Poor turnout puts isles in crosshairs
A change in the Voting Rights Act could put Hawaii under federal supervision.
HAWAII'S notoriety for poor voter turnout has become a target for peevish Republican members of Congress looking for ways to redirect priorities of the Voting Rights Act
and shift enforcement of the law from their states.
The 1965 act was put in place to counter racial discrimination at the polls, which by and large has not been prevalent in Hawaii, but the low number of voters is being cast as an indication of a problem needing the attention of federal authorities. That would dilute the limited resources allocated for full Justice Department oversight in nine states, most of them in the South, and in segments of seven others.
The amendment that would put Hawaii under federal scrutiny came from Rep. Charlie Norwood, one of two Republicans from Georgia who have introduced measures to obstruct reauthorization of the law that expires next year. Quick passage of the extension, which had the support of President Bush, had been promised by House and Senate leaders, but it became entangled in the intra-Republican fight over immigration.
The law requires that bilingual ballots be available where large numbers of voters speak languages other than English, a chafing issue among some Republicans who forced postponement of a vote on the extension.
The amendment isn't likely to gain enough support.

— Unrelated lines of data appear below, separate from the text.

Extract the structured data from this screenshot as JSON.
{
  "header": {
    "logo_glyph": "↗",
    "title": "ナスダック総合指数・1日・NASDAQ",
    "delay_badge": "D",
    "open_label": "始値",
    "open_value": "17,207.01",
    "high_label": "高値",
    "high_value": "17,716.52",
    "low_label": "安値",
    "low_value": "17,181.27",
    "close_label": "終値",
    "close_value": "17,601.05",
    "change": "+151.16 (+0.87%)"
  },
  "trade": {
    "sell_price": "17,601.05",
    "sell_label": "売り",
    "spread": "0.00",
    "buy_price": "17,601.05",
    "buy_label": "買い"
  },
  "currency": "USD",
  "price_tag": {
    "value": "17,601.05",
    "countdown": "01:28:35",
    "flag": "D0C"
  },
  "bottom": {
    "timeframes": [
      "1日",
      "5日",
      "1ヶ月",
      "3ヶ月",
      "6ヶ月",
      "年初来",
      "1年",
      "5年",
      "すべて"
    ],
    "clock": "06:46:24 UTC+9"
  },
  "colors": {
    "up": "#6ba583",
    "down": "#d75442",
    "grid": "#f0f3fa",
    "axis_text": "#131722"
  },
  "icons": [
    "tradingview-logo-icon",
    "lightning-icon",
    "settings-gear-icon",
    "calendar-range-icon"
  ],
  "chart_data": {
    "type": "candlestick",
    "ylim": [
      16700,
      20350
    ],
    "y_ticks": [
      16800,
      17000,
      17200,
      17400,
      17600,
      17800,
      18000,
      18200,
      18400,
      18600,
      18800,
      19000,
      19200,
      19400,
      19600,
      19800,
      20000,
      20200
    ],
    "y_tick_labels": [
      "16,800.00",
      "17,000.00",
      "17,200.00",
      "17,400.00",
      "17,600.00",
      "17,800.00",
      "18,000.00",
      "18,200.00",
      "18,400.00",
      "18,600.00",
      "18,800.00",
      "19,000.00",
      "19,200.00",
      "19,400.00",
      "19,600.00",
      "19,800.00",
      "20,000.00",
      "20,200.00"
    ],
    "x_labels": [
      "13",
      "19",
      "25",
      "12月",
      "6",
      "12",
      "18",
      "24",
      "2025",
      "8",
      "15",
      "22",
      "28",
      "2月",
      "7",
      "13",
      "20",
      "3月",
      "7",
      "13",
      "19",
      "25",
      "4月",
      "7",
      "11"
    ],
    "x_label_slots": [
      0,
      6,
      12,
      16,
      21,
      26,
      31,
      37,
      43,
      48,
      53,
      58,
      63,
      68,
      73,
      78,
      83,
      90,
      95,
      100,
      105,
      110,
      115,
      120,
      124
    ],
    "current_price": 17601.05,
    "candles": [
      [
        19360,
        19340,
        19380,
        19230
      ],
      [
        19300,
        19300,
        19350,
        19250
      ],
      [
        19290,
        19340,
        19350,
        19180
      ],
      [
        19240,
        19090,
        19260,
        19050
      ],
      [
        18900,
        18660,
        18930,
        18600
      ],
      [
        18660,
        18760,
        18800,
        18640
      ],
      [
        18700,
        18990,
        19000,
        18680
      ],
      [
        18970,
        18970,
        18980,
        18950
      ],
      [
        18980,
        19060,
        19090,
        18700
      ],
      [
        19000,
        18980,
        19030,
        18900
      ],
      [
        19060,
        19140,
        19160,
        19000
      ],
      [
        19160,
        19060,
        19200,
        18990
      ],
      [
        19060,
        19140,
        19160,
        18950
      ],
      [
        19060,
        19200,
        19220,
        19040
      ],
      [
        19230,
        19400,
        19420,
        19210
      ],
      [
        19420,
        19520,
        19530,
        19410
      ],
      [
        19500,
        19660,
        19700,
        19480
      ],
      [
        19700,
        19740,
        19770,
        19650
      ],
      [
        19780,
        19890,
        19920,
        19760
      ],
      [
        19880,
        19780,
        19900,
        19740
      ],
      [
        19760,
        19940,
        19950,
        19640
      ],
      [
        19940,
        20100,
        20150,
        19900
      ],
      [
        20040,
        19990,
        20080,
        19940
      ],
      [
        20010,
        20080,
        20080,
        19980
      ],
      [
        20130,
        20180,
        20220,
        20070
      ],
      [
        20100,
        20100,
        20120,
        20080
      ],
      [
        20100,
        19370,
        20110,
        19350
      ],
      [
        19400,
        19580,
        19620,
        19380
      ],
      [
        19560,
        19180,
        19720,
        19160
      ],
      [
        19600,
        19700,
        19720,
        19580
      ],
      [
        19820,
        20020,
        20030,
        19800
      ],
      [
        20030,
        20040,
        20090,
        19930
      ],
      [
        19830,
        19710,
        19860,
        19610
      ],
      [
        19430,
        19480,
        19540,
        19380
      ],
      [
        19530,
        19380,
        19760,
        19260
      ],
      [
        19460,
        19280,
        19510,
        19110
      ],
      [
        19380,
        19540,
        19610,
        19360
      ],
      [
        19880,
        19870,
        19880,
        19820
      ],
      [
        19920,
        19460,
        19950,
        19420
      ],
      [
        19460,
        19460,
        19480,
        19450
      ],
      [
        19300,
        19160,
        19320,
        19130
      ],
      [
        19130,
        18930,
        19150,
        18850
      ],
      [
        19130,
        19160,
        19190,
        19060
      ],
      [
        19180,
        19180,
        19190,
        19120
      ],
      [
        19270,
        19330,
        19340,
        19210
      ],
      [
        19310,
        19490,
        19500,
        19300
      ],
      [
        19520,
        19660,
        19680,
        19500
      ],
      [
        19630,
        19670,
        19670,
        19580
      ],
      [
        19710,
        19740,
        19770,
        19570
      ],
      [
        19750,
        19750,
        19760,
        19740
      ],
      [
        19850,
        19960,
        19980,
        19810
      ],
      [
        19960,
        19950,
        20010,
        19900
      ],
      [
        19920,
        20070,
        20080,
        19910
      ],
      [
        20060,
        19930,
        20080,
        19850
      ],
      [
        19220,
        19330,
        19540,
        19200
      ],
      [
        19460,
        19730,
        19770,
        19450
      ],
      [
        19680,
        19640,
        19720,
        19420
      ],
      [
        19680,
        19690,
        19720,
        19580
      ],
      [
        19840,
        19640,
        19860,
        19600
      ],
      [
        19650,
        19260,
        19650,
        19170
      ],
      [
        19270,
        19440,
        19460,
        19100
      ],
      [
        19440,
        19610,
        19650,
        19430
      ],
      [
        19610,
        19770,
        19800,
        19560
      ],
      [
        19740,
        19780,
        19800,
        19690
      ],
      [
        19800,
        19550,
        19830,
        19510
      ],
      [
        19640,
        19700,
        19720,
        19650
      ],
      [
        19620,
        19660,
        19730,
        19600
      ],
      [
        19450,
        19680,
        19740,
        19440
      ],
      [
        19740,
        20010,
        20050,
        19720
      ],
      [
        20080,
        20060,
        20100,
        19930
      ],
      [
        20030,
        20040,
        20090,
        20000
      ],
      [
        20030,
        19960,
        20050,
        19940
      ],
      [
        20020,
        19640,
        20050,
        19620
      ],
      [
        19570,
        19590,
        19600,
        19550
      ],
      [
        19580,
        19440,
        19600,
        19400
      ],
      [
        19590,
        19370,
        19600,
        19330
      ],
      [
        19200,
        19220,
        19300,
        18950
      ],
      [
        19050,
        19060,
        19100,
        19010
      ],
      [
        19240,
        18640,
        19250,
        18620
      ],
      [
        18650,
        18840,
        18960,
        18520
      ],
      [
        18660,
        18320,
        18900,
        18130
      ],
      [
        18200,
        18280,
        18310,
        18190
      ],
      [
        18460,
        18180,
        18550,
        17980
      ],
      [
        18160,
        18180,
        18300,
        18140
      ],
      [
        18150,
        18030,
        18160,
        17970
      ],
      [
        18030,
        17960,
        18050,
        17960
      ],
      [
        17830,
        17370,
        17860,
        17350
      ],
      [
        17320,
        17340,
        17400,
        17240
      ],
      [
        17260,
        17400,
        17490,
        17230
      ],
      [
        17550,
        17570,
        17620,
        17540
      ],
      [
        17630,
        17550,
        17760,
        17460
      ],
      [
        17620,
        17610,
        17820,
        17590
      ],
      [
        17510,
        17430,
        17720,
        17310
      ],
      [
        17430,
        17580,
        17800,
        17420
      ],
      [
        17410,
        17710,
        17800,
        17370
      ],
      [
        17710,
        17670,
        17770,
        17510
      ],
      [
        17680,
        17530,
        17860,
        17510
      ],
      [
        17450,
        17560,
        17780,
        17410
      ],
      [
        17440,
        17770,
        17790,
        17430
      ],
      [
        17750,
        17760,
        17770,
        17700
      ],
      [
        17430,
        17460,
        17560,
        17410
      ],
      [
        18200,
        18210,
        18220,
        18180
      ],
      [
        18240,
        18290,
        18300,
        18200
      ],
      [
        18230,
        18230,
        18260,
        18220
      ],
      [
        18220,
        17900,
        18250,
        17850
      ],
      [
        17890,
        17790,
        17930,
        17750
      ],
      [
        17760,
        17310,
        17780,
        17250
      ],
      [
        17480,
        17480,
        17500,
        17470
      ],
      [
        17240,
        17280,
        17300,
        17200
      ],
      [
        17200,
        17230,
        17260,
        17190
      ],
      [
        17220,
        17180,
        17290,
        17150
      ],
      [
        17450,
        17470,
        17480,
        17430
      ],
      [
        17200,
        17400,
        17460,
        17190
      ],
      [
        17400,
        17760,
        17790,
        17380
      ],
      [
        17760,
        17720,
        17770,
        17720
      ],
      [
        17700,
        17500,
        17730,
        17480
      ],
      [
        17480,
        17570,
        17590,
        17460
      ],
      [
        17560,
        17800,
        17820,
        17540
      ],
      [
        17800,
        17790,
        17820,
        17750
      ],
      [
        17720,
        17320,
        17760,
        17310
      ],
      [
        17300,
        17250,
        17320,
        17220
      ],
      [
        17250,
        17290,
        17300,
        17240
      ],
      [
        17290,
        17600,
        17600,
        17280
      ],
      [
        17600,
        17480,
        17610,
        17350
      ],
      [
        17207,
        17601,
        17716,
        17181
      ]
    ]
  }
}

However, Hawaii voters' disinterest in choosing local and national leaders is disgraceful.
This apathy has been variously ascribed to a lack of competition in a state dominated by one party, busy work schedules and a feeling that one candidate is much like another. It also has been explained as a distortion of numbers. Though the U.S. Census Bureau reports that only 51 percent of the Hawaii's eligible voting-age population cast ballots in 2004, state officials say the percentage of registered voters who went to the polls was higher.
But no matter how the figures are sliced, Hawaii falls way behind national averages and this amounts to disenfranchisement nonetheless.